どうやら場所はクロムよりも北のティント方面の様だ。
「いた!あそこ!」
○○はティント市間近の場所で戦闘を繰り返す。
「ジェス殿も無事のようですね」
クラウスは冷静に分析をする。
「どうする?少しでも敵を減らせば良いなら使うよ?」
○○は左手の破魔の紋章をクラウスに見せる。
「……お願いします!我が軍にとって必要とします」
クラウスは一瞬迷ったが、そう○○に言う。
「分かったわ!【小言】!!」
○○が呪文を唱え、紋章を発動させる。
一番近くにいたゾンビが倒れる。
「え、援軍だ!」
「紋章だ!」
ミューズ軍から歓声が沸く。
「効くね。よし!【破魔】!!」
○○は続けて強い呪文を唱える。
「ギャー!!!!」
「ぐわぁぁぁ!!!」
「ぎゃぁぁぁ!!!」
ゾンビ達の悲鳴がそこかしこから響く。
「これは……」
凄まじい威力にクラウスは言葉を無くす。
「く、クラウスくん!!」
○○は慌ててクラウスを呼ぶ。
「破魔の紋章ってこんなに威力が凄いの?!使ってる私が怖いんだけど?!」
攻撃系魔法は今まで二度しか使った事が無い○○は戸惑いを隠せずにいた。
一度目はクルガンに、二度目は札でシードやクルガンに。
雑魚とは言え、大人数に使うのは初めてだったのだ。
「彼らは元人間でも今はゾンビです!苦しんでる人達を解放するにはこれしかありません!」
クラウスは強く言う。
(紋章は使う人の魔力により威力が違うとは聞くが、ここまでとは……)
クラウスはごくりと喉を鳴らした。
「分かった!でも私だけじゃダメだから、ミューズ兵達にも指示を出して!【破魔】!!!」
○○は納得した様に呪文を唱える。
たった二回の魔法で半分のゾンビ達が息絶える。
「ジェス殿!!こちらも援護します!兵達にも指示を!!ティントに向かいながら戦って下さい!」
クラウスはジェスに叫んだ。
「くっ!すまない!しかし、怪我人も多いんだ!!」
ジェスは指示を与えるが、厳しそうに声を出した。
「っ!!【かつ】!!!」
○○はジェスの声を聞くと破魔の紋章レベル4魔法を唱えた。
「うおっ!!傷口が!!」
「足が痛くない!!」
「た、助かるぞ!!」
体の傷が癒えていく兵士達はまた士気を高めた。
「は【破魔】!!!」
○○はもう一度呪文を唱える。
「○○さん!」
崩れ落ちる○○をとっさに支えるクラウス。
「ごめ、クラウス、くん。
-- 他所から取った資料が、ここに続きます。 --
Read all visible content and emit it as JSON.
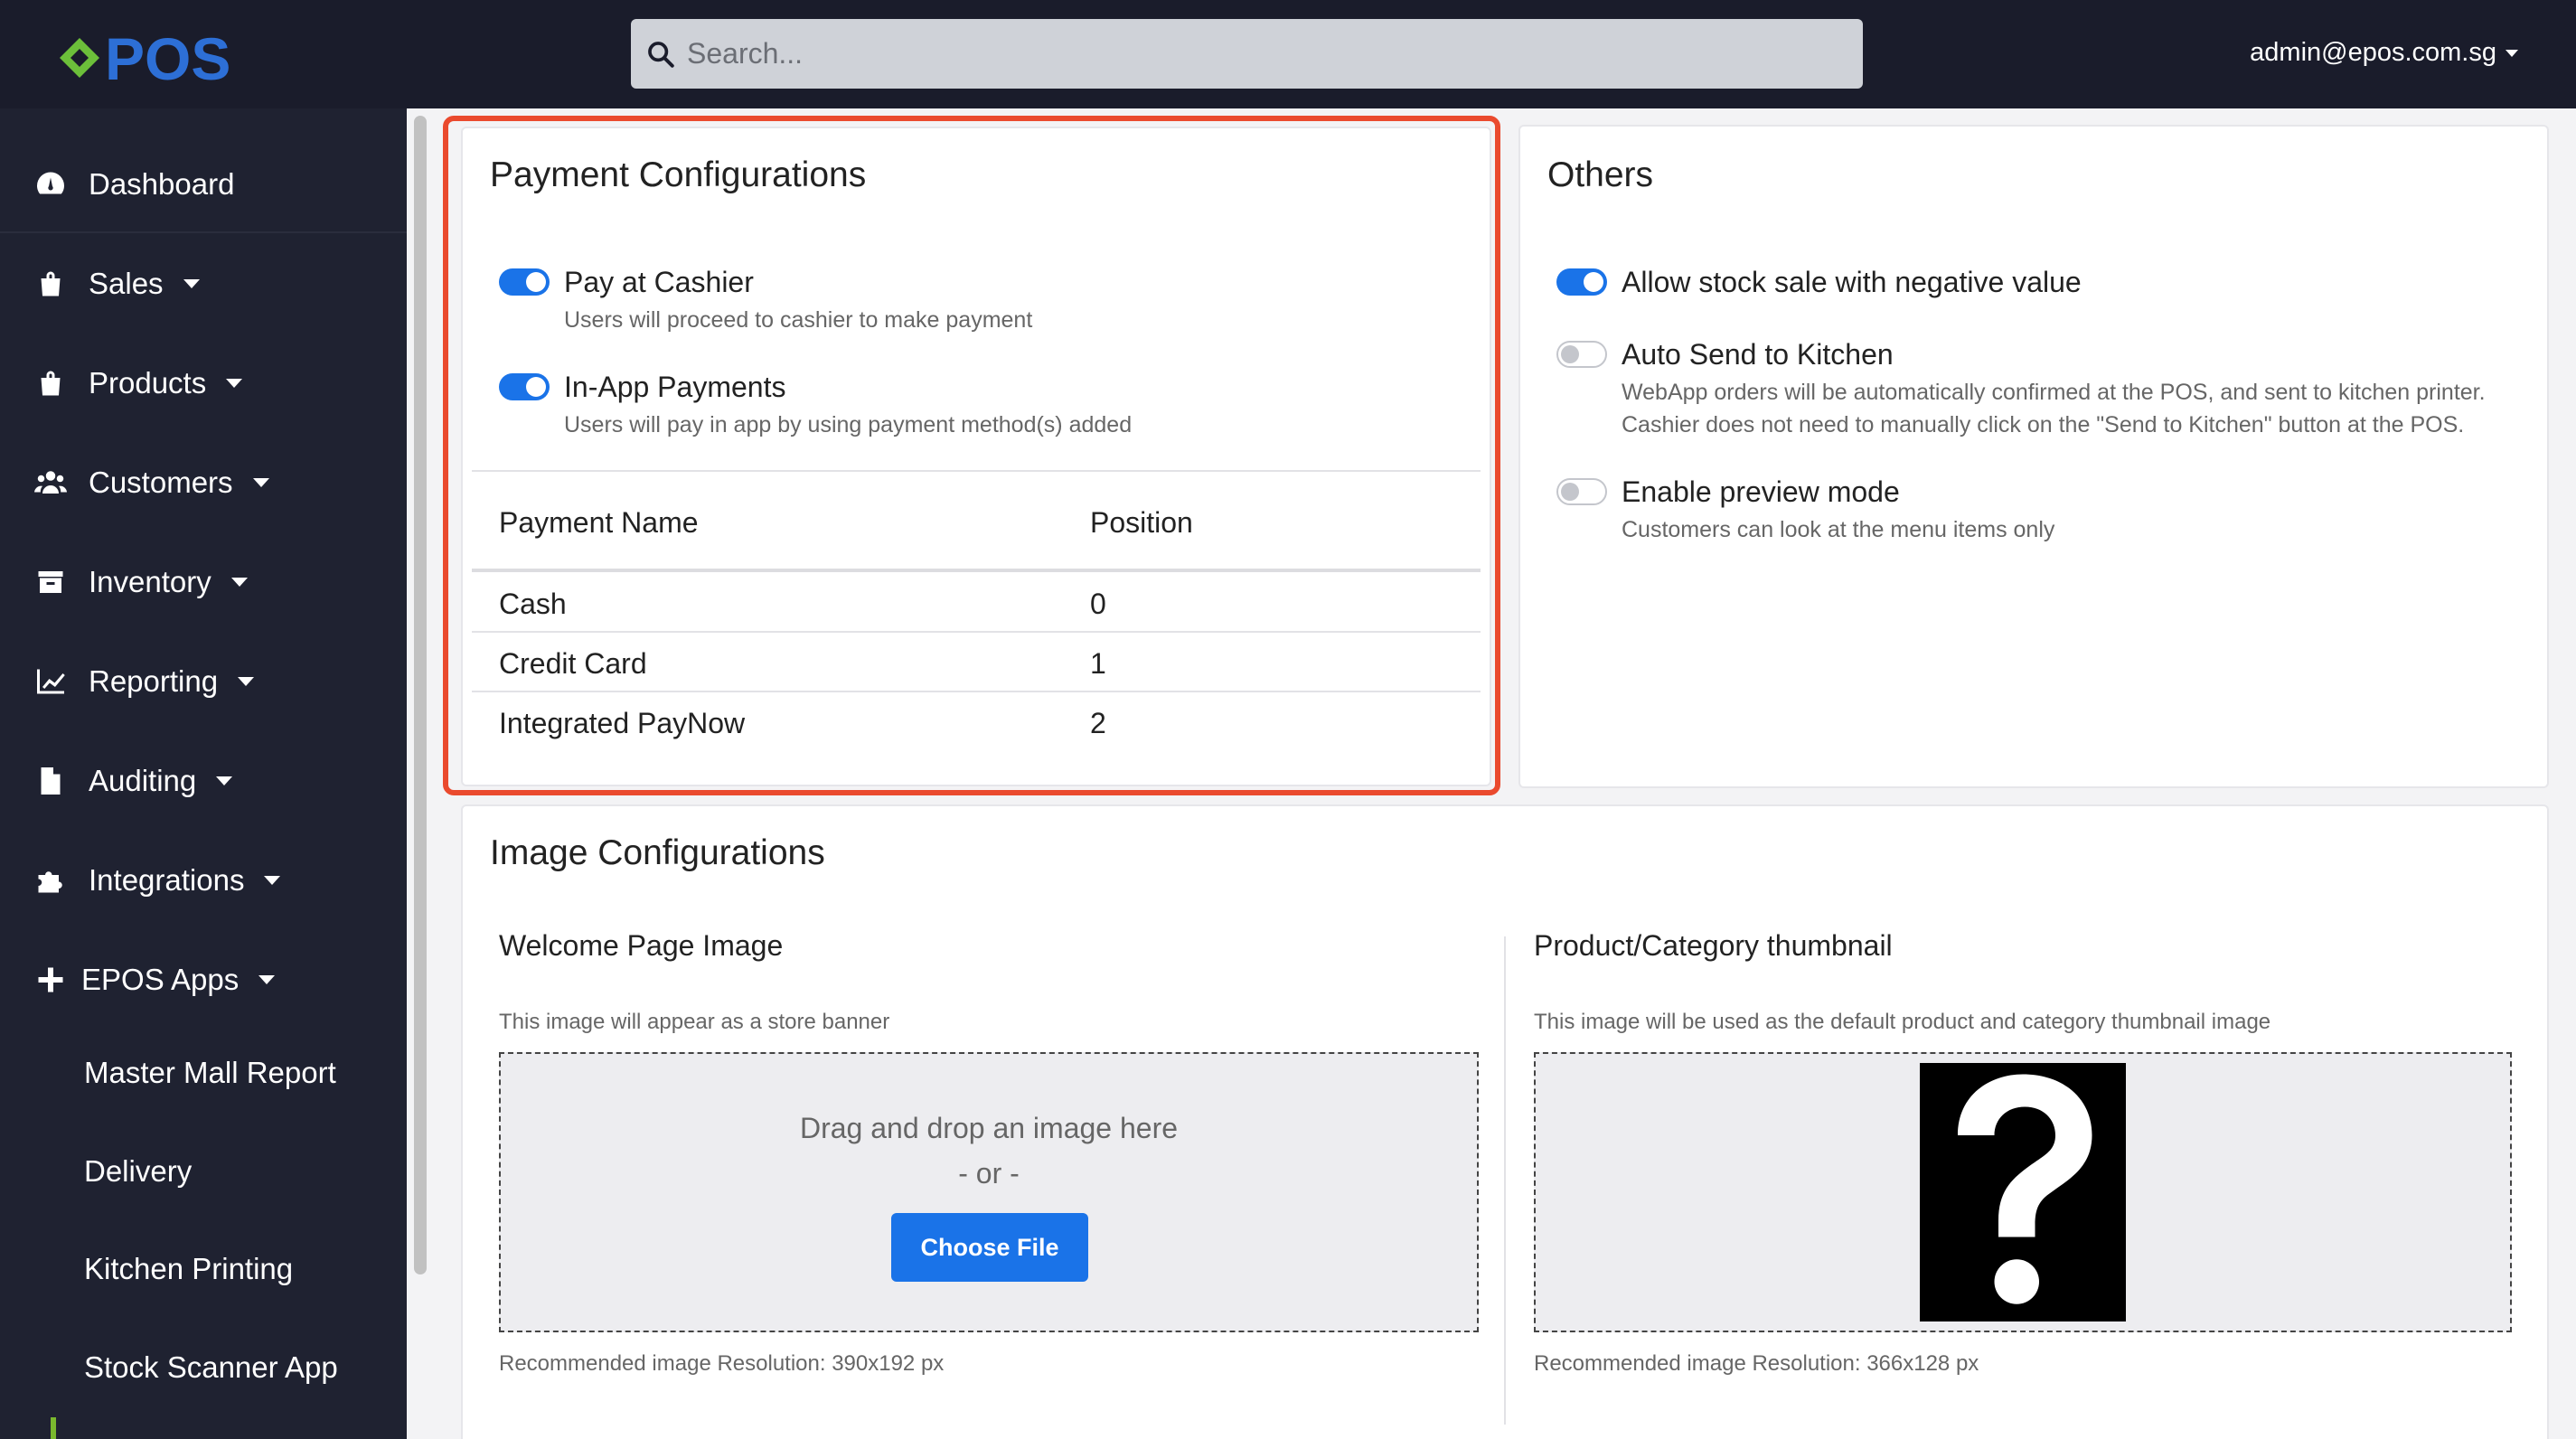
{
  "header": {
    "search_placeholder": "Search...",
    "user_email": "admin@epos.com.sg"
  },
  "sidebar": {
    "items": [
      {
        "label": "Dashboard",
        "icon": "dashboard-icon"
      },
      {
        "label": "Sales",
        "icon": "shopping-bag-icon",
        "has_caret": true
      },
      {
        "label": "Products",
        "icon": "shopping-bag-icon",
        "has_caret": true
      },
      {
        "label": "Customers",
        "icon": "users-icon",
        "has_caret": true
      },
      {
        "label": "Inventory",
        "icon": "archive-icon",
        "has_caret": true
      },
      {
        "label": "Reporting",
        "icon": "chart-line-icon",
        "has_caret": true
      },
      {
        "label": "Auditing",
        "icon": "file-icon",
        "has_caret": true
      },
      {
        "label": "Integrations",
        "icon": "puzzle-icon",
        "has_caret": true
      },
      {
        "label": "EPOS Apps",
        "icon": "plus-icon",
        "has_caret": true
      }
    ],
    "subitems": [
      "Master Mall Report",
      "Delivery",
      "Kitchen Printing",
      "Stock Scanner App"
    ]
  },
  "payment": {
    "title": "Payment Configurations",
    "options": [
      {
        "label": "Pay at Cashier",
        "desc": "Users will proceed to cashier to make payment",
        "enabled": true
      },
      {
        "label": "In-App Payments",
        "desc": "Users will pay in app by using payment method(s) added",
        "enabled": true
      }
    ],
    "table": {
      "headers": [
        "Payment Name",
        "Position"
      ],
      "rows": [
        [
          "Cash",
          "0"
        ],
        [
          "Credit Card",
          "1"
        ],
        [
          "Integrated PayNow",
          "2"
        ]
      ]
    }
  },
  "others": {
    "title": "Others",
    "options": [
      {
        "label": "Allow stock sale with negative value",
        "desc": "",
        "enabled": true
      },
      {
        "label": "Auto Send to Kitchen",
        "desc_line1": "WebApp orders will be automatically confirmed at the POS, and sent to kitchen printer.",
        "desc_line2": "Cashier does not need to manually click on the \"Send to Kitchen\" button at the POS.",
        "enabled": false
      },
      {
        "label": "Enable preview mode",
        "desc": "Customers can look at the menu items only",
        "enabled": false
      }
    ]
  },
  "images": {
    "title": "Image Configurations",
    "welcome": {
      "title": "Welcome Page Image",
      "desc": "This image will appear as a store banner",
      "drop_text": "Drag and drop an image here",
      "or_text": "- or -",
      "button": "Choose File",
      "resolution": "Recommended image Resolution: 390x192 px"
    },
    "thumbnail": {
      "title": "Product/Category thumbnail",
      "desc": "This image will be used as the default product and category thumbnail image",
      "resolution": "Recommended image Resolution: 366x128 px"
    }
  },
  "colors": {
    "accent": "#1a73e8",
    "highlight": "#ea4a2e",
    "sidebar": "#1f2231",
    "topbar": "#1a1c2b"
  }
}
もー、無理……みたい」
○○は辛そうに真っ青な顔で言う。
「大丈夫です!これくらいなら残った兵で!!」
クラウスの言葉通り、ゾンビ達は殲滅した。
「クラウス殿助かった」
ジェスがクラウスに駆け寄る。
「こいつは確かビクトールの所の」
ジェスが○○の顔を覗き込む。
「紋章の使い過ぎです」
クラウスは困った様に言う。
「そうか、我々を助けるため……。ハウザー!頼めるか?」
ジェスがハウザーを振り返る。
「承知」
ハウザーは軽々と○○を横抱きにして立ち上がる。
「……ん。あ、月の紋章が……」
○○は目を閉じたままうわ言の様に呟く。
「……寝ている」
ハウザーが声を出す。
「なら、ティント市へ急ぎましょう」
「そうだな」
クラウスの号令で残った兵を連れ、皆でティント市へ入っていく。